A conhecida jornalista Elaheh Mohamadi, que noticiou o caso da morte de Mahsa Amini, foi detida por um breve período.

MADRID 25 fev. (EUROPA PRESS) - As autoridades iranianas detiveram brevemente nesta quarta-feira a renomada jornalista Elaheh Mohamadi, uma das repórteres condenadas após noticiar a morte sob custódia, em setembro de 2022, da jovem curdo-iraniana Mahsa Amini, sem que, até o momento, tenham sido divulgados os motivos da decisão.

De acordo com informações recolhidas pelo jornal iraniano “Tabnak”, a jornalista foi detida em sua residência e libertada pouco depois, enquanto a organização não governamental Human Rights in Iran (HRANA) indicou que os agentes apreenderam vários de seus dispositivos eletrônicos.

A organização indicou que a jornalista foi levada a um tribunal em Teerã, após o que foi libertada após uma breve audiência, sem que, até o momento, estejam claros os motivos ou se a mulher foi acusada.

Mohamadi e a também jornalista Nilufar Hamedi foram condenadas em outubro de 2023 a penas de seis e sete anos de prisão por reportarem a morte de Amini — um incidente que desencadeou uma onda de protestos contra o governo —, embora em janeiro de 2024 tenham sido libertadas sob fiança.
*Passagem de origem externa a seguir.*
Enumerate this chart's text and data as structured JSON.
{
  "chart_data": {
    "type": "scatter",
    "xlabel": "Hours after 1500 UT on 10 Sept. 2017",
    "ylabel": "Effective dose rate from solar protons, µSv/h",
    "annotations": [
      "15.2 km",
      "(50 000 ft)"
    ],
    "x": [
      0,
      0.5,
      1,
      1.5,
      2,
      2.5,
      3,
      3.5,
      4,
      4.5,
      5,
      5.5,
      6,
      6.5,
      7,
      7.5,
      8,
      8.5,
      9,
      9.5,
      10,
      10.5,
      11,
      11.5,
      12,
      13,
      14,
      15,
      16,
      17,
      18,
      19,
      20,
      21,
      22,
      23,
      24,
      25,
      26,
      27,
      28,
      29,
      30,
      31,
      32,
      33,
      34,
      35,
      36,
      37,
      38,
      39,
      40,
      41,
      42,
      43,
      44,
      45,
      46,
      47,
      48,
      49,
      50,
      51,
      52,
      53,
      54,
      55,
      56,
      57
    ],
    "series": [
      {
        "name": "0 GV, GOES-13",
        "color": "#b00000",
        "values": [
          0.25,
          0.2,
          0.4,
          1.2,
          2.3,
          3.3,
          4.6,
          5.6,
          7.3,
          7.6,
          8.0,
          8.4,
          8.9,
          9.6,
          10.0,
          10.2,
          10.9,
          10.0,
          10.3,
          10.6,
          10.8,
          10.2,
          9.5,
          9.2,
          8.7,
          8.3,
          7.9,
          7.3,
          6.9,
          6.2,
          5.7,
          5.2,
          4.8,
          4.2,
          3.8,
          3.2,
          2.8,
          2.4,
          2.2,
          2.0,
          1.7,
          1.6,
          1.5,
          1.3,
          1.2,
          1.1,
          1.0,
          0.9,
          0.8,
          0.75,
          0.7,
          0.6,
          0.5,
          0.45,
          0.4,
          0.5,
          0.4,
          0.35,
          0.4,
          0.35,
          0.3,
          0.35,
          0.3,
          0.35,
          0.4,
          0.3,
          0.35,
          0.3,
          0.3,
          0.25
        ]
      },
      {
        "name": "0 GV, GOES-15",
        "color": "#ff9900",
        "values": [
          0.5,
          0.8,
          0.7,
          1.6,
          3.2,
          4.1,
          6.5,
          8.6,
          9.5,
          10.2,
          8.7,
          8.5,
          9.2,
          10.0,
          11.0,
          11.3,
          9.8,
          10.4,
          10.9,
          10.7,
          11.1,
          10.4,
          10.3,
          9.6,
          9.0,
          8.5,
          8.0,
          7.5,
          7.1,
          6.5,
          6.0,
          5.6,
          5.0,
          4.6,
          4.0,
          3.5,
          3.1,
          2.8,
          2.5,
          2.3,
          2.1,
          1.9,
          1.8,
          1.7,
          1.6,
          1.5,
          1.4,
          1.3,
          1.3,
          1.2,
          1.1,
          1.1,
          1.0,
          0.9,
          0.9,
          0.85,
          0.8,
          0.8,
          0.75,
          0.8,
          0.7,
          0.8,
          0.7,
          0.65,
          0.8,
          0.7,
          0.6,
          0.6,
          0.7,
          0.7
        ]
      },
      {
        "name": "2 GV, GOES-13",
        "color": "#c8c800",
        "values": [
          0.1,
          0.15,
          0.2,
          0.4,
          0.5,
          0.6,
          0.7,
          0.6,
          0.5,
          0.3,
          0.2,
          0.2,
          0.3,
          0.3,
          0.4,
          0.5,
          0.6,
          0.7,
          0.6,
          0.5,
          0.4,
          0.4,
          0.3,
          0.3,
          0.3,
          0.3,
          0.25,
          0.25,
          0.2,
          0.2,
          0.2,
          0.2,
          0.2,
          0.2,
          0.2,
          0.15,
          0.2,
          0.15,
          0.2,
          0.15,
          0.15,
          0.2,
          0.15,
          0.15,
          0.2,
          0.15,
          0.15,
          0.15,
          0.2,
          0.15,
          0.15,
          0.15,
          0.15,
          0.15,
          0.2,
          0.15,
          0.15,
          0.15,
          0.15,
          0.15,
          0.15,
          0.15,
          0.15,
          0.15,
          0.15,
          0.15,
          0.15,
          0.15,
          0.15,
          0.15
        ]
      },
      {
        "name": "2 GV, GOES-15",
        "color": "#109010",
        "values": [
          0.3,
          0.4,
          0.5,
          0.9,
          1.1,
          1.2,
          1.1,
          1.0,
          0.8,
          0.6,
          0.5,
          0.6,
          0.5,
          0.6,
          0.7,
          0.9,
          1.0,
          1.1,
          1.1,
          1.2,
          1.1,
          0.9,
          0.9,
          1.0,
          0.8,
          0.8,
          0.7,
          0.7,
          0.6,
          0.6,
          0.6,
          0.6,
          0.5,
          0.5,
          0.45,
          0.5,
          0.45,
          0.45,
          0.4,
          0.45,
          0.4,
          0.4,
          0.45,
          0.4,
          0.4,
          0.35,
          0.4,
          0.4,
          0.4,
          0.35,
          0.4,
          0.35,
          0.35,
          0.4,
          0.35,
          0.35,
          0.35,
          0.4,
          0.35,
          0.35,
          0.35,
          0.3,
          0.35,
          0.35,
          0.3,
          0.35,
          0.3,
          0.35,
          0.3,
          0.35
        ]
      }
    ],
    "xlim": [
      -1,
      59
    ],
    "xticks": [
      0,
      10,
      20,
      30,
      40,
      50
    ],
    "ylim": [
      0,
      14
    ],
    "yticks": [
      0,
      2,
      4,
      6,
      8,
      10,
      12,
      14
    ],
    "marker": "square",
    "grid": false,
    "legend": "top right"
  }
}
No caso de Mohamadi, ela foi condenada por “cooperar” com os Estados Unidos e por “conspirar para agir contra a segurança do Estado” e “propagar atividades” contra a República Islâmica. Posteriormente, em fevereiro de 2025, ambas receberam um perdão do líder supremo do Irã, o aiatolá Alí Jamenei. Hamedi foi a primeira jornalista a informar sobre o caso de Amini a partir do hospital onde ela permanecia em coma, divulgando imagens da família da jovem ao redor da cama do centro de saúde, enquanto Mohamadi escreveu uma reportagem sobre o funeral da jovem.